Okay, So Is It Secure Or Not?
Of course, my answer is: It depends.
First, I do not recommend GitHub Copilot for individual users if they are using it at work for a company, mainly because they would have to manage their own policies and certain policies are only available for Business accounts.
Second, although Copilot does have the ability to block suggestions matching public code and GitHub does offer a vulnerability filtering system to prevent vulnerabilities from being suggested in code, it is still susceptible to producing vulnerabilities in code.

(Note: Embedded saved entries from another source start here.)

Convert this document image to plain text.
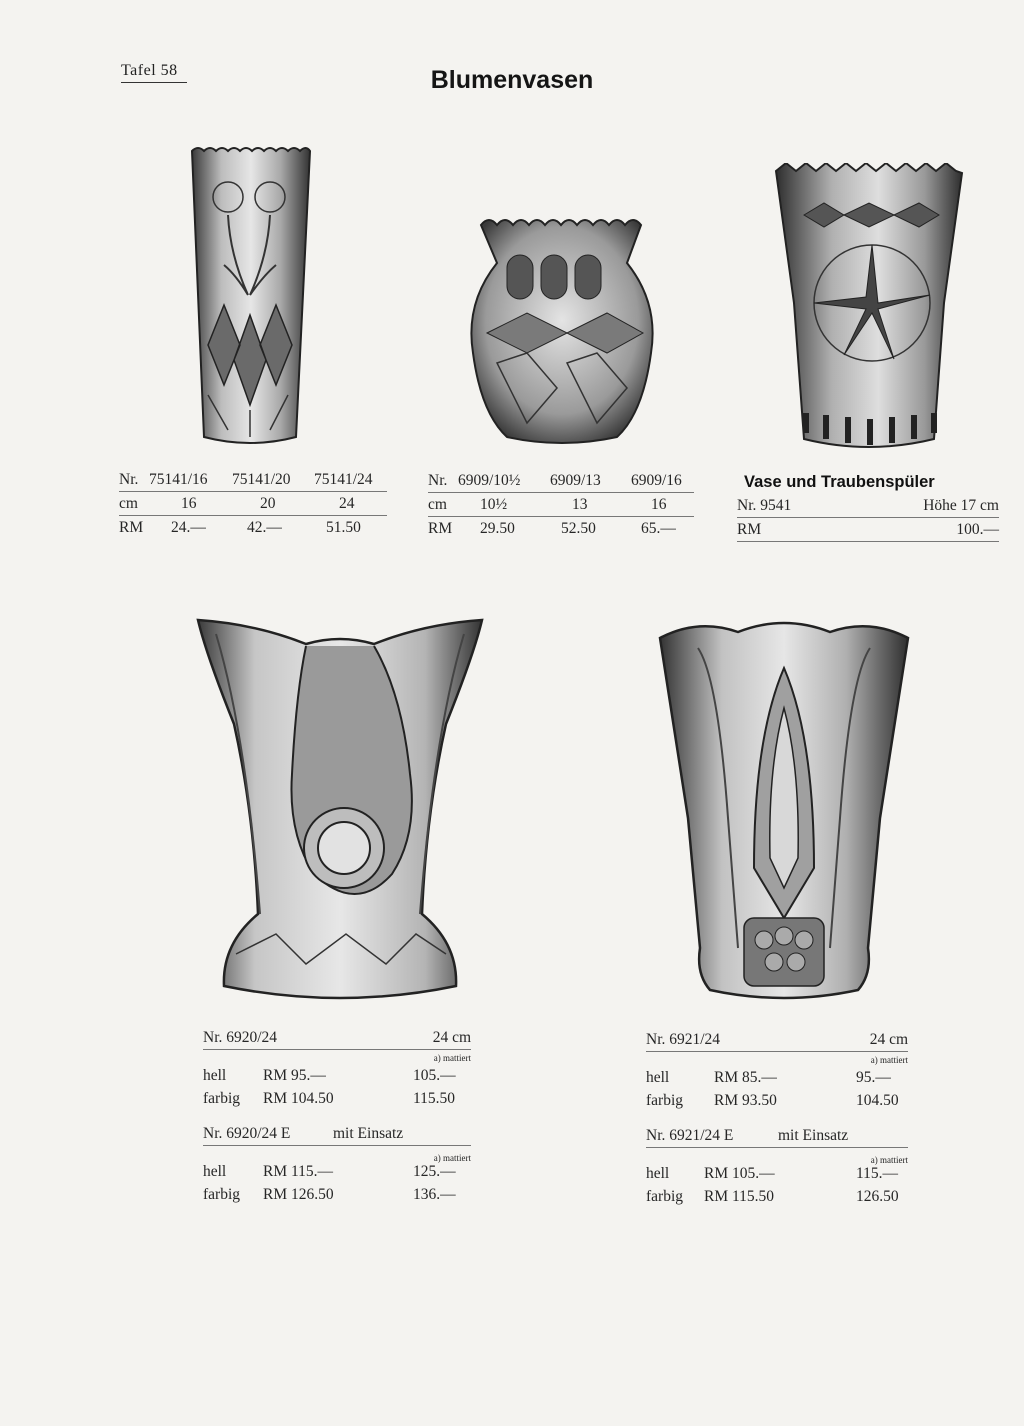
Tafel 58	Blumenvasen
Nr. 75141/16 75141/20 75141/24
cm	16	20	24
RM 24.—	42.—	51.50
Nr. 6909/10½ 6909/13 6909/16
cm 10½	13	16
RM 29.50	52.50	65.—
Vase und Traubenspüler
Nr. 9541	Höhe 17 cm
RM	100.—
Nr. 6920/24	24 cm
a) mattiert
hell RM 95.—	105.—
farbig RM 104.50	115.50
Nr. 6920/24 E	mit Einsatz
a) mattiert
hell RM 115.—	125.—
farbig RM 126.50	136.—
Nr. 6921/24	24 cm
a) mattiert
hell	RM 85.—	95.—
farbig RM 93.50	104.50
Nr. 6921/24 E	mit Einsatz
a) mattiert
hell RM 105.—	115.—
farbig RM 115.50	126.50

Therefore, I recommend developers also use a security code scanning tool along side GitHub Copilot. Snyk, a developer centric platform, offers a free IDE extension that can be used to scan all output generated. This tool, utilized in parallel with GitHub Copilot will assist in preventing vulnerable output provided in any developer’s code base.
Conclusion
The integration of AI tools like GitHub Copilot into software development processes presents an exciting frontier for enhancing efficiency and innovation. However, it is essential to approach these tools with a security-first mindset, addressing potential vulnerabilities and ensuring the safe handling of sensitive information.
My examination of GitHub Copilot, grounded by the OWASP framework, confirms its possibility as a secure tool for developers. As the technology landscape continues to progress and evolve, maintaining an open dialogue about security best practices will remain crucial. So, what do you think?